« Ou pas ! » la chaîne YouTube qui démonte les clichés du cinoche

Raphaël Poli et Quentin Dupuy, auteurs et acteurs de la série « Ou pas ».

Ou pas ! est une chaîne YouTube qui s’amuse à démonter les clichés du cinéma. Créée par Quentin Dupuy et notre collaborateur Raphaël Poli, cette série, malgré son idée originale et ses qualités de réalisation, pêche parfois par un humour assez obscur et des scénarios qui s’égarent un peu. On attend d’en voir plus.

Parler d’une réalisation d’un collaborateur, et qui plus est d’un ami, n’est pas chose facile. Car Raphaël Poli, à l’origine de la chaîne Youtube Ou pas ! commet aussi la « Chronique furieuse » pour le Jefferson Post, où il est très clair qu’il n’aime pas grand-monde.

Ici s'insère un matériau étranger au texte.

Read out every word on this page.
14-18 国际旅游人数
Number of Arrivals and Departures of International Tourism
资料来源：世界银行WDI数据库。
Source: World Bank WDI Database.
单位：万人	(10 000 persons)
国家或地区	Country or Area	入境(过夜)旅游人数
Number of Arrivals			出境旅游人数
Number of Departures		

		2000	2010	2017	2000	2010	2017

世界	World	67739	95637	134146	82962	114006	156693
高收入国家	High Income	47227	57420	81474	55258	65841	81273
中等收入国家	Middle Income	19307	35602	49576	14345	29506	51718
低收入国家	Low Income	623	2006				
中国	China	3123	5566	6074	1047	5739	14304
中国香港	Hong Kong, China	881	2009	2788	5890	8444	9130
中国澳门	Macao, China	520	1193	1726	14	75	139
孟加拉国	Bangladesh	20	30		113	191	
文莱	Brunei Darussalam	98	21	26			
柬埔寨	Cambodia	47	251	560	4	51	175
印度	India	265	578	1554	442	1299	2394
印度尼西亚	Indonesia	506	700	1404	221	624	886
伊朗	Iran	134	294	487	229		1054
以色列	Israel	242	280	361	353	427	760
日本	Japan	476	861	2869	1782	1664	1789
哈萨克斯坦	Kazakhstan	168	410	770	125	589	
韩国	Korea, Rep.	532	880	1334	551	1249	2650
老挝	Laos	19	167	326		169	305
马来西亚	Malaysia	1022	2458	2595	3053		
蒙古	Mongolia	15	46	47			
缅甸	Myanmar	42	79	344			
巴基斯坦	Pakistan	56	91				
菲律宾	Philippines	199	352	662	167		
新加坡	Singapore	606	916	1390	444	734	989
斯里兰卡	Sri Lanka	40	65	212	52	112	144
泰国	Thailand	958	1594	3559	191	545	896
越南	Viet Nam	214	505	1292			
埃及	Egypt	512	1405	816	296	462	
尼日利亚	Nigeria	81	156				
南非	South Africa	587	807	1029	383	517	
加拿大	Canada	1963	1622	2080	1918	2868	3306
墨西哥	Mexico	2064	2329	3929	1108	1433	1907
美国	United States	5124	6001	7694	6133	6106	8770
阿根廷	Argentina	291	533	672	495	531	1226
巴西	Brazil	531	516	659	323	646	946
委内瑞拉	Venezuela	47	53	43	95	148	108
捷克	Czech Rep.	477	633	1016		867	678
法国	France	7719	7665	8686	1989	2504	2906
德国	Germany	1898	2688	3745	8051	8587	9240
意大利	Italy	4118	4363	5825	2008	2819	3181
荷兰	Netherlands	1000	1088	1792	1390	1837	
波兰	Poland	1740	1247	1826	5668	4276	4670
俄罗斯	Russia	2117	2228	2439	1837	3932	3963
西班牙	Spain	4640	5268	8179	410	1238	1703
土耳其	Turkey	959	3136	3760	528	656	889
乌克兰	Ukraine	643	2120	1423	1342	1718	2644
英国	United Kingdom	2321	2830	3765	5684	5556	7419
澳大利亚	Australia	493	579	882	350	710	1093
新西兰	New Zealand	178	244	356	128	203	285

C’est d’ailleurs sans doute parce qu’il déteste tout autant les clichés qu’il a eu l’idée, avec le réalisateur Quentin Dupuy, de cette série les clichés du cinéma. Chaque épisode débute par un carton : « Dans les films il fait jour la nuit et tout le monde est bien coiffé » ou « Dans les films le héros désamorce toujours la bombe à temps », suivi d’une courte scène vue et revue sur grand écran. Ladite scène se rembobine jusqu’au début pour laisser place au titre, et ce qui se se passerait dans la vraie vie avec la même situation de départ.

L’idée est originale et franchement jouissive. D’autant que quel que soit le genre revisité, horreur, espionnage, thriller, etc., la réalisation utilise les codes correspondant, de même que la musique. La mise en scène de Quentin Dupuy est soignée, et ce sont de véritables petits courts-métrages, avec une lumière et un montage appliqués. De ce côté-là, rien à redire.

En revanche, du côté des scénarios, le bât blesse un peu. À force de vouloir contredire les clichés, les auteurs se perdent parfois en route. Car chaque épisode commence au milieu d’une histoire dont nous ne connaissons pas suffisamment les tenants et aboutissants pour nous y impliquer pleinement. Un exemple : dans l’épisode du téléphone, l’un des personnages est poursuivi par un tueur en série ou un zombie (ce n’est pas explicite, du moins au début). Pour faire mentir le cliché selon lequel le téléphone ne capte jamais dans les films, il appelle un ami, qui est à une soirée. Celui-ci coupe court à la conversation, lui reprochant (croit-il) d’avoir pris des champignons hallucinogènes. Mais ce développement est tellement éloigné du sujet que l’on a du mal à le trouver crédible. Sans doute les auteurs (qui jouent également tous les rôles principaux) gagneraient-ils à opposer le cliché de départ à un conflit plus terre-à-terre, auquel il serait plus aisé de s’identifier. Car les situations sont souvent plus rocambolesques que le cliché lui-même, et comportent des éléments de dialogue (par exemple « Ton plan c’était de la merde ») qui ne peuvent être appréciés, dans un film, que si on l’a vu et entendu tout ce qui y a mené.

Par ailleurs, l’humour, un peu trop potache souvent, voire carrément bizarre, nuit à l’idée de départ (encore une fois excellente, et qui tranche sur les sempiternels vlogs du net). Enfin, les chutes sont rarement à la hauteur du contre-cliché, et c’est dommage. D’autant que le sujet des clichés au cinema est vaste et peut donner lieu à de savoureuses réinterprétations.

À propos d’interprétation, comme les auteurs s’inspirent clairement de films américains, on ressent comme un décalage entre leur jeu et leurs rôles. Sans doute est-ce voulu, mais on sent qu’ils ne réussissent pas à choisir entre employer uniquement des dialogues « américains » ou des échanges « franchouillards ». Un choix qui apporterait probablement plus de lisibilité à ce joli projet (la série ne compte pour l’instant que quatre épisodes).

Quand aux acteurs eux-mêmes, si Raphaël Poli, fort de longues années sur les planches, parvient sans peine à nous faire croire à ses personnages, on ne peut hélas pas en dire autant du réalisateur Quentin Dupuy, qui a tendance à dire toutes ses répliques sur le même ton.

Quoi qu’il en soit, l’épisode Les Cartons, de loin le plus réussi, laisse présager d’une maturité d’écriture qui ravira les détracteurs de clichés cinématographiques et apportera à ces jeunes auteurs des abonnés de plus en plus nombreux. C’est tout le mal qu’on leur souhaite.